El día previo a su estreno en salas, pudimos disfrutar en Sitges de la flamante Palma de Oro de Julia Ducournau; un terremoto que es pura catarsis, una pesadilla metálica que sabe conectar como pocas con nuestro presente esquizofrénico, una fábula violenta sobre los cuerpos en transición y el desconcierto vital. La controvertida, vertiginosa y radical Titane. Desde ya, un título de culto.

En su anterior película, Crudo, quizás más concisa, Ducournau ya apuntaba a algunos temas que desarrollaría con más complejidad en su siguiente trabajo: la familia como entidad castradora o la transformación brutal de los cuerpos. Aquí va un poco más allá y no tiene remilgos a la hora de dinamitar roles y mostrar la violencia más salvaje y descarnada -jamás gratuita; siempre como forma de canalización de los sentimientos y tormentos interiores-. Aunque la película está repleta de referencias -de Cronenberg a Noé, de Verhoeven a Lanthimos, pasando por Tarantino-, ésta va mutando -del thriller al drama, de la ciencia ficción al body horror– , y termina estallando en nuestra cara un artefacto originalísimo, rabioso y distinto a todo. Ultraviolento y extrañamente hermoso. Un film de género que resquebraja los códigos del género. Y de los géneros.

 

Nitram (Justin Kurzel)

El director australiano Justin Kurzel cambia el estilo grandilocuente y enfático de algunos de sus trabajos más célebres para acercarse sin artificios, con rigor y trazo sobrio, a la mente torturada de Martin Bryant, que en abril de 1996 asesinó a 35 personas e hirió a otras 23 en Port Arthur, Tasmania.

Puede que sea la película más alejada de los códigos del género y con menos violencia explícita que hemos visto estos días –Kurzel decide situar los estallidos de violencia y la barbarie fuera de campo-. Sin embargo, su radiografía de un personaje y un ambiente defectuosos, una mirada desprejuiciada e incluso compasiva del monstruo, la exploración de los condicionantes que condujeron a la masacre y unas extraordinarias interpretaciones de Caleb Landry Jones -galardonado con el premio a mejor actor en el Festival de Cannes- y Judy Davis, consiguen que Nitram resulte una de las propuestas más crudas, incómodas y aterradoras de la temporada.

 

La abuela (Paco Plaza)

Despedimos la edición de este año con la esperada nueva película del director Paco Plaza, con guión del gran Carlos Vermut, La abuela. Un cuento aterrador, ambiguo, atmosférico. El broche de oro perfecto.

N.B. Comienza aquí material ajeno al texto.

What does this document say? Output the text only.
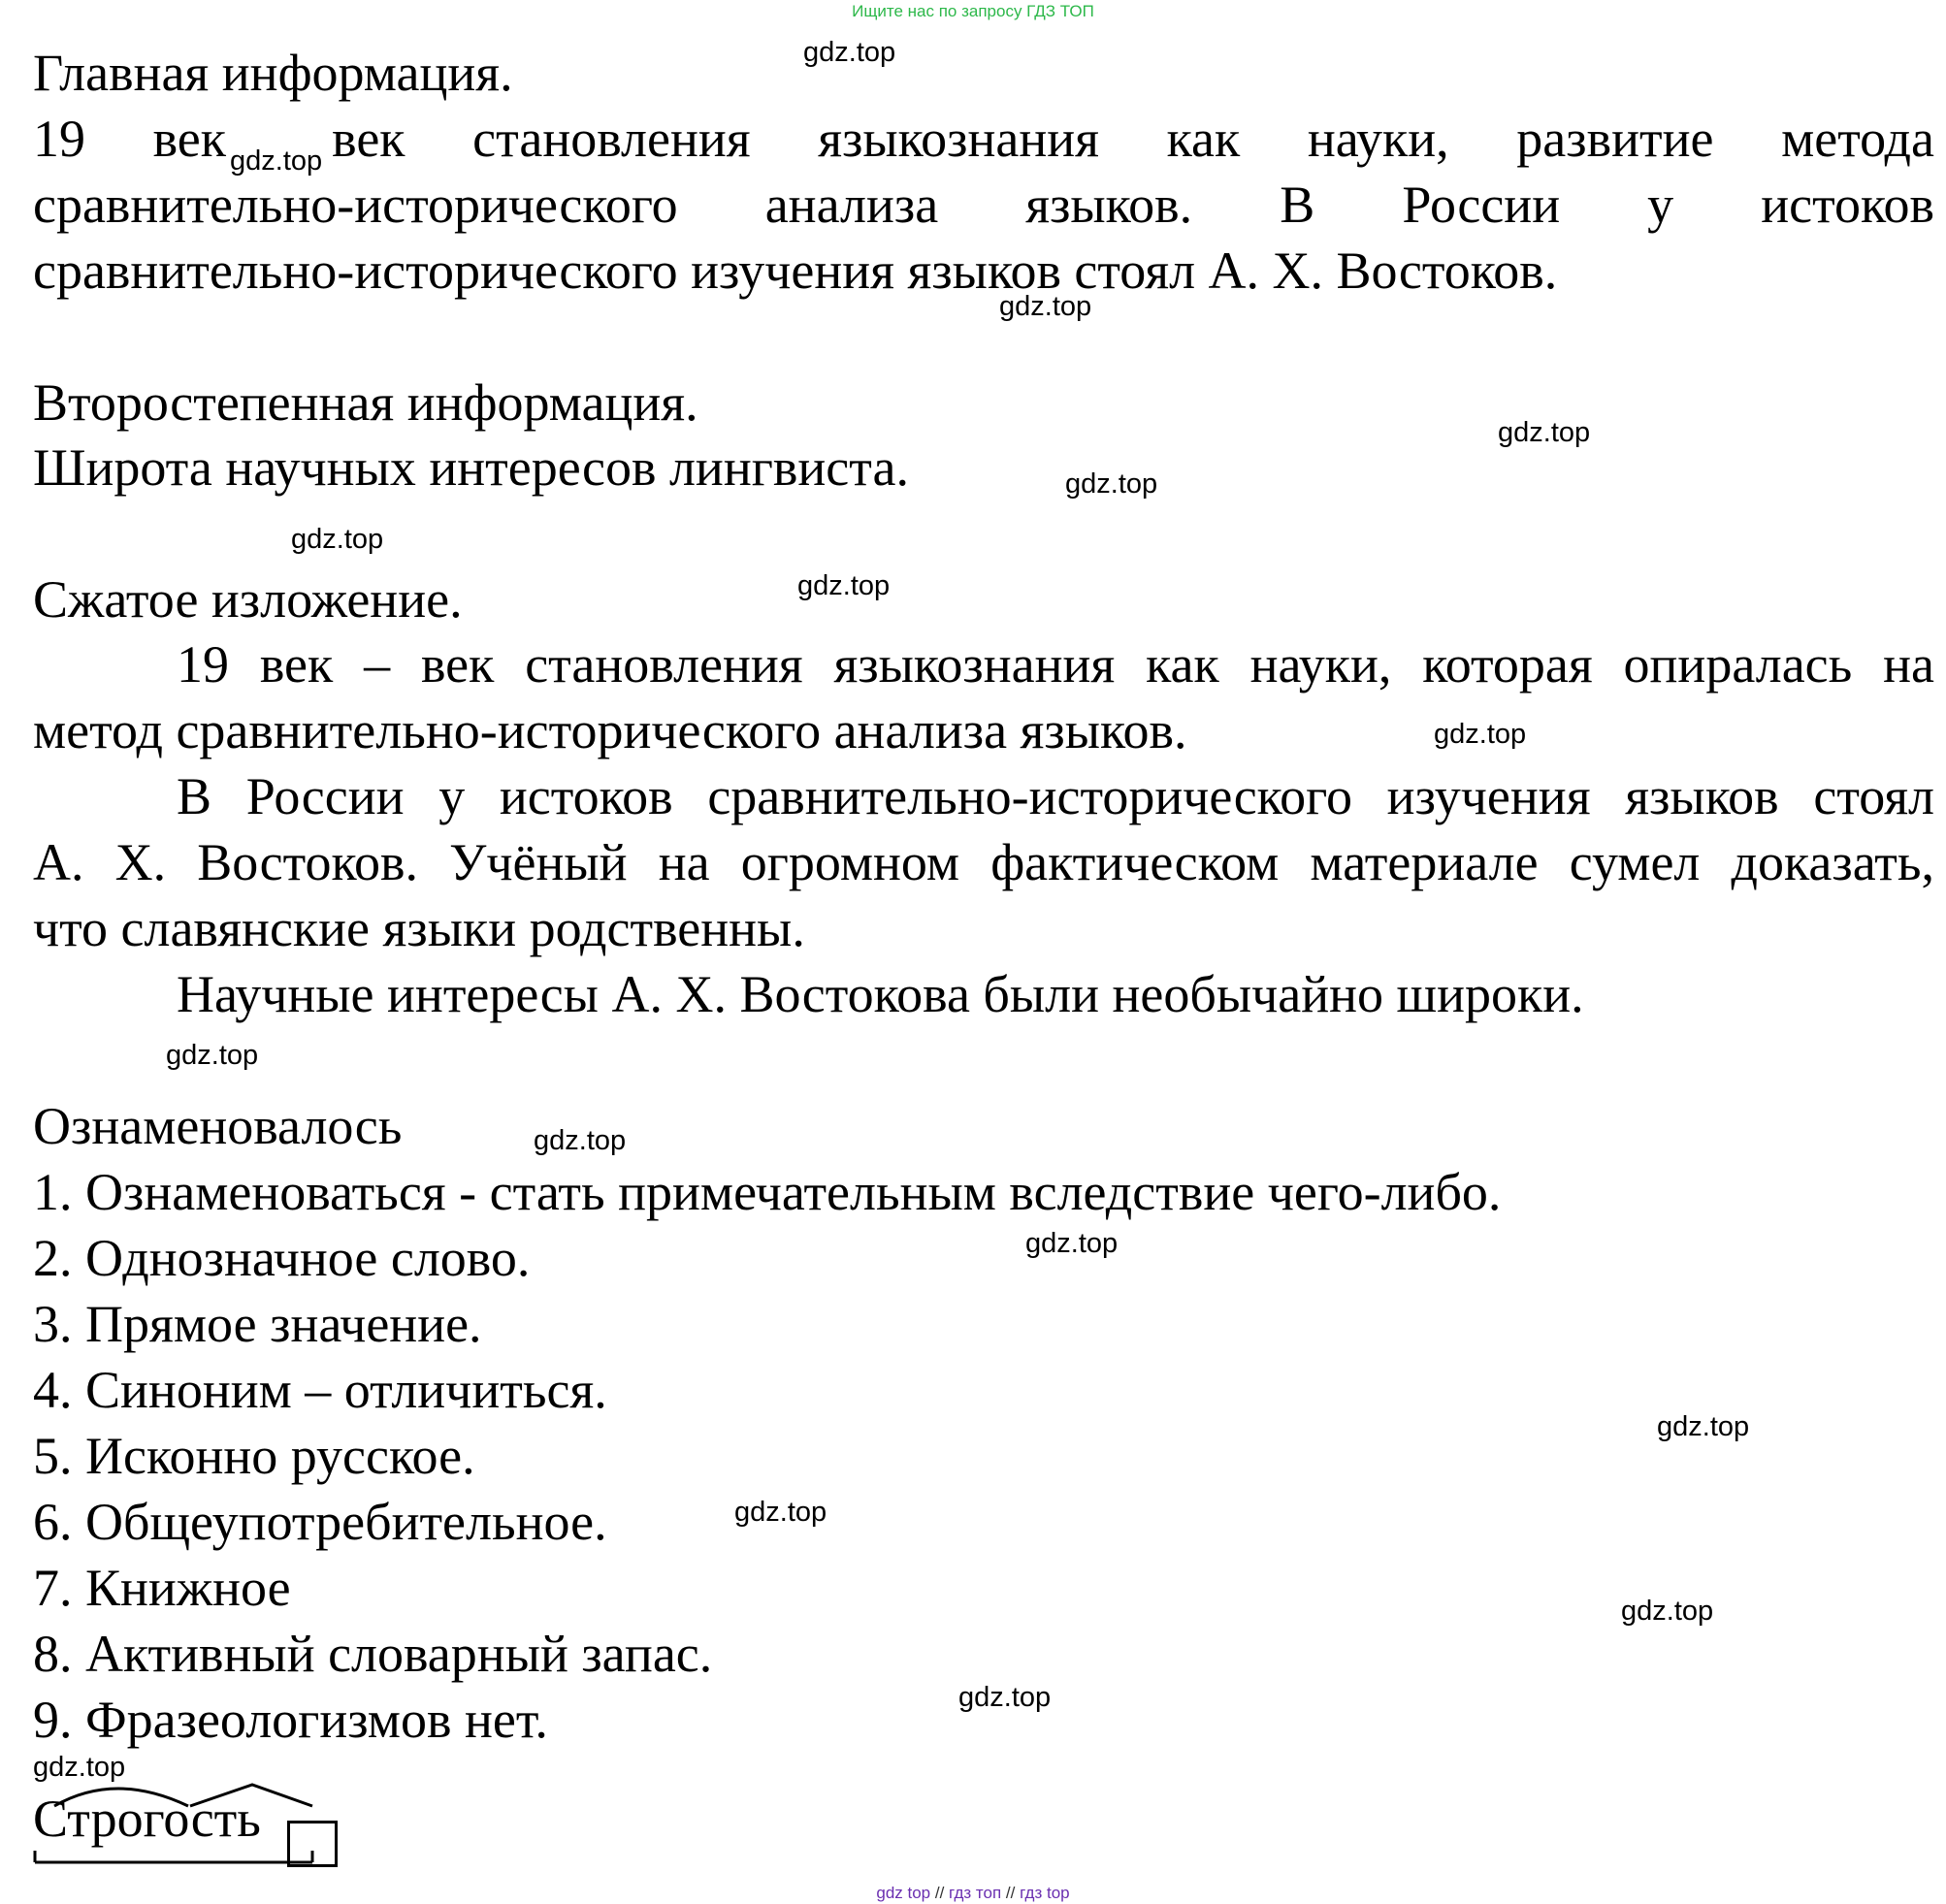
Ищите нас по запросу ГДЗ ТОП
Главная информация.
19 век $_{gdz.top}$ век становления языкознания как науки, развитие метода
сравнительно-исторического анализа языков. В России у истоков
сравнительно-исторического изучения языков стоял А. Х. Востоков.
Второстепенная информация.
Широта научных интересов лингвиста.
Сжатое изложение.
19 век – век становления языкознания как науки, которая опиралась на
метод сравнительно-исторического анализа языков.
В России у истоков сравнительно-исторического изучения языков стоял
А. Х. Востоков. Учёный на огромном фактическом материале сумел доказать,
что славянские языки родственны.
Научные интересы А. Х. Востокова были необычайно широки.
Ознаменовалось
1. Ознаменоваться - стать примечательным вследствие чего-либо.
2. Однозначное слово.
3. Прямое значение.
4. Синоним – отличиться.
5. Исконно русское.
6. Общеупотребительное.
7. Книжное
8. Активный словарный запас.
9. Фразеологизмов нет.
Строгость
gdz.top
gdz.top
gdz.top
gdz.top
gdz.top
gdz.top
gdz.top
gdz.top
gdz.top
gdz.top
gdz.top
gdz.top
gdz.top
gdz.top
gdz.top
gdz top // гдз топ // гдз top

En ella, Susana (Almudena Amor, actriz que despega en el cine español de la mano de Plaza y León de AranoaEl buen patrón-) deja su vida de modelo en París para regresar a Madrid a cuidar de su abuela (Vera Valdez), quien acaba de sufrir un derrame cerebral, mientras busca una cuidadora. Los días, que se auguraban dolorosos y plácidos, acaban convirtiéndose en una pesadilla.

Con un manejo absoluto de los códigos del género, una suntuosa caligrafía visual y sus múltiples guiños y pinceladas kitsch, la película ofrece al público todo aquello que espera. Expone, además, disfrazado de cuento de terror, uno de los miedos más atávicos y acuciantes: el miedo a envejecer, a la decrepitud y a la muerte. La escritora danesa Tove Ditlevsen lo vio claro cuando todavía era una niña: la muerte no es un dulce adormecerse, como creí un día. Es brutal, asquerosa y maloliente.